Most of us might imagine that RVs are only for the rich and retired, but some people have the opposite idea – that RVs are only for itinerants like ski bums and dirtbags.

First of all, there’s nothing wrong with the dirtbag lifestyle! Ask Alex Honnold, one of the world’s greatest rock climbers, star of Free Solo, who has lived out of his conversion van for decades.

Secondly, RVs can be adapted to all sorts of lifestyles. Sure, some RV dwellers find a new campground every night. Others follow the good weather. Some only move once or twice a year, from Michigan in the summer to Florida in the winter.

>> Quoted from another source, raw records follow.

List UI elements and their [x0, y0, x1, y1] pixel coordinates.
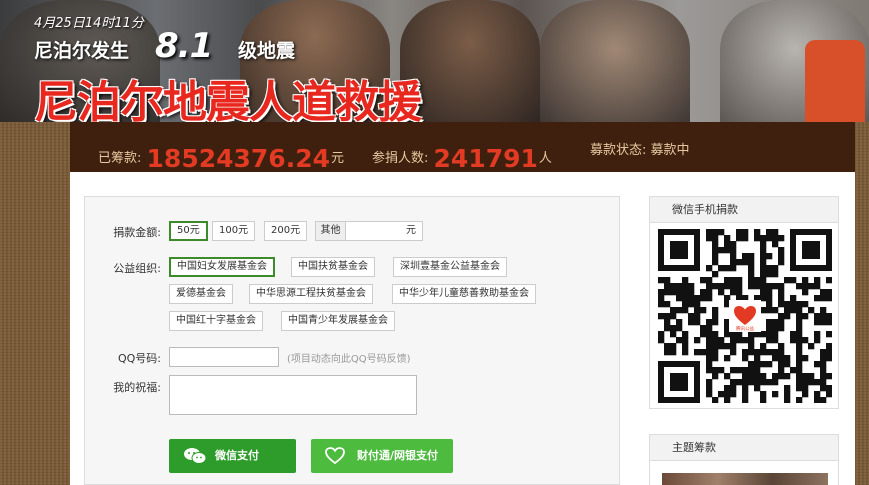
heart-icon: [325, 447, 349, 465]
donation-form: 捐款金额: 50元 100元 200元 其他 元 公益组织: 中国妇女发展基金会…: [84, 196, 620, 485]
main-content: 捐款金额: 50元 100元 200元 其他 元 公益组织: 中国妇女发展基金会…: [70, 172, 855, 485]
wish-label: 我的祝福:: [113, 381, 161, 394]
org-option[interactable]: 中国红十字基金会: [169, 311, 263, 331]
banner-subtitle-suffix: 级地震: [238, 40, 296, 62]
banner-magnitude: 8.1: [155, 26, 213, 66]
amount-option-200[interactable]: 200元: [264, 221, 308, 241]
org-option[interactable]: 中华少年儿童慈善救助基金会: [392, 284, 536, 304]
qq-input[interactable]: [169, 347, 279, 367]
org-option[interactable]: 中国扶贫基金会: [291, 257, 375, 277]
donors-stat: 参捐人数: 241791人: [372, 139, 552, 173]
banner-photo: [540, 0, 690, 122]
tenpay-pay-button[interactable]: 财付通/网银支付: [311, 439, 453, 473]
raised-unit: 元: [330, 151, 344, 166]
raised-label: 已筹款:: [98, 151, 142, 166]
wechat-donate-title: 微信手机捐款: [650, 197, 838, 223]
qr-code: 腾讯公益: [658, 229, 832, 403]
topic-panel: 主题筹款: [649, 434, 839, 485]
org-label: 公益组织:: [113, 262, 161, 275]
banner-photo: [400, 0, 540, 122]
donors-unit: 人: [538, 151, 552, 166]
org-option[interactable]: 中国妇女发展基金会: [169, 257, 275, 277]
donors-label: 参捐人数:: [372, 151, 429, 166]
wish-textarea[interactable]: [169, 375, 417, 415]
amount-other-unit: 元: [406, 225, 416, 236]
banner-subtitle-prefix: 尼泊尔发生: [34, 40, 130, 62]
qq-label: QQ号码:: [117, 352, 161, 365]
banner-photo-vest: [805, 40, 865, 122]
wechat-pay-label: 微信支付: [215, 449, 259, 462]
wechat-pay-button[interactable]: 微信支付: [169, 439, 296, 473]
stats-bar: 已筹款: 18524376.24元 参捐人数: 241791人 募款状态: 募款…: [70, 122, 855, 173]
org-option[interactable]: 深圳壹基金公益基金会: [393, 257, 507, 277]
wechat-icon: [183, 447, 207, 465]
banner-title: 尼泊尔地震人道救援: [34, 77, 422, 122]
amount-other-label: 其他: [316, 222, 346, 240]
hero-banner: 4月25日14时11分 尼泊尔发生 8.1 级地震 尼泊尔地震人道救援: [0, 0, 869, 122]
tenpay-pay-label: 财付通/网银支付: [357, 449, 439, 462]
status-stat: 募款状态: 募款中: [590, 139, 690, 158]
qr-logo-text: 腾讯公益: [736, 325, 754, 332]
amount-option-100[interactable]: 100元: [212, 221, 256, 241]
status-value: 募款中: [650, 143, 690, 158]
amount-option-50[interactable]: 50元: [169, 221, 208, 241]
topic-thumbnail[interactable]: [662, 473, 828, 485]
org-option[interactable]: 中国青少年发展基金会: [281, 311, 395, 331]
amount-label: 捐款金额:: [113, 226, 161, 239]
org-option[interactable]: 爱德基金会: [169, 284, 233, 304]
qq-hint: (项目动态向此QQ号码反馈): [287, 354, 411, 365]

Thirdly, many RVers work remotely. Some are employed and telecommuting; some run their own businesses. There are dozens of options for making money on the road!

10) The Warranty Will Cover All Repairs (Hakuna Matata)

No. Just no.

If you’re accustomed to tip-to-tail, top-to-bottom automotive warranties, you’ll be sorely disappointed with the typical RV warranty, which covers only workmanship and materials of the RV structure.

And many RV manufacturers adopt a split warranty system like a 3+1 for 3-year structural, 1-year workmanship warranty. Most aren’t comprehensive.

Third-party appliances, like fans and air conditioners, are covered by their own warranties. You’ll have to contact each company individually.

RV manufacturers aren’t exactly well-known for paying out quickly, either. This can significantly delay service for your RV. Or you’ll be asked to pay a “diagnostics” fee, even if the repair itself is covered.

Be prepared to become your own handyman when you buy an RV!

11) RV Parks Don’t Allow Kids/Dogs/Old RVs

There’s a grain of truth to this misconception:

  • Yes, some RV resorts and parks don’t allow pets, or at least no pets outside the RV.
  • Some are exclusively 55-and-older.
  • Some don’t allow generators, at all, any time, ever.
  • Some restrict RVs to 10 years old or fewer.

But you’ll find that most RV campgrounds cater to all peoples, all breeds, all ages.

Most will post regulations and rules on their websites. If in doubt, call ahead! If you think they could make an exception for your awesomely well-behaved felines, canines or consanguineans, by all means, call and ask.